Regions of the model that were constructed without a template, usually by loop modeling, are generally much less accurate than the rest of the model. Errors in side chain packing and position also increase with decreasing identity, and variations in these packing configurations have been suggested as a major reason for poor model quality at low identity.[4] Taken together, these various atomic-position errors are significant and impede the use of homology models for purposes that require atomic-resolution data, such as drug design and protein–protein interaction predictions; even the quaternary structure of a protein may be difficult to predict from homology models of its subunit(s).

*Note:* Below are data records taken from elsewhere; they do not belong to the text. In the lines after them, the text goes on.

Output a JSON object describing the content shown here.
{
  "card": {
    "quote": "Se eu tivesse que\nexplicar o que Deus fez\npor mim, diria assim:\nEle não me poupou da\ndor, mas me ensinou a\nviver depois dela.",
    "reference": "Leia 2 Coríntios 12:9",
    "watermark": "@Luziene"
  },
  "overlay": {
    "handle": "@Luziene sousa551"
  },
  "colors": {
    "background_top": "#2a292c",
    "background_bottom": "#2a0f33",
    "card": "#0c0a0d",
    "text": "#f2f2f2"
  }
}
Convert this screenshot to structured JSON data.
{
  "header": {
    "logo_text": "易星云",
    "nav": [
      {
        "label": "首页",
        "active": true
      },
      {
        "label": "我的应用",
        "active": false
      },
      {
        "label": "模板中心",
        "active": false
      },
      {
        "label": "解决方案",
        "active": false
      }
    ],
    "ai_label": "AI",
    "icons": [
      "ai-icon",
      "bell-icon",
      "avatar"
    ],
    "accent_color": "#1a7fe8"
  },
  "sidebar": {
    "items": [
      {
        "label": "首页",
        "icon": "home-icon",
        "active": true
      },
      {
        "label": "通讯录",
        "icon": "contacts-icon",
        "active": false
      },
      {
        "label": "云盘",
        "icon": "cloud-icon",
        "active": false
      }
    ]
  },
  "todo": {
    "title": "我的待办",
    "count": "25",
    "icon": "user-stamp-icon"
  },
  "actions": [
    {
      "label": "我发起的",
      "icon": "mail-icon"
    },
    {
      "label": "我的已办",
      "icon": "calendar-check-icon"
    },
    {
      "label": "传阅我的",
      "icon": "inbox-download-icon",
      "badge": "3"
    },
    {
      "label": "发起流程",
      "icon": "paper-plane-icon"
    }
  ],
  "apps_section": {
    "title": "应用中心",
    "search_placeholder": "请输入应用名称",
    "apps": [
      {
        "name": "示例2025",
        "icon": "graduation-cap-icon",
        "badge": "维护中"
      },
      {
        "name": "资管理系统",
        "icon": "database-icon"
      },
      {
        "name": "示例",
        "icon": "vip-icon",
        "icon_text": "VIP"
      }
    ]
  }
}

Nevertheless, homology models can be useful in reaching qualitative conclusions about the biochemistry of the query sequence, especially in formulating hypotheses about why certain residues are conserved, which may in turn lead to experiments to test those hypotheses. For example, the spatial arrangement of conserved residues may suggest whether a particular residue is conserved to stabilize the folding, to participate in binding some small molecule, or to foster association with another protein or nucleic acid.[5]
Homology modeling can produce high-quality structural models when the target and template are closely related, which has inspired the formation of a structural genomics consortium dedicated to the production of representative experimental structures for all classes of protein folds.[6] The chief inaccuracies in homology modeling, which worsen with lower sequence identity, derive from errors in the initial sequence alignment and from improper template selection.[7] Like other methods of structure prediction, current practice in homology modeling is assessed in a biennial large-scale experiment known as the Critical Assessment of Techniques for Protein Structure Prediction, or Critical Assessment of Structure Prediction (CASP).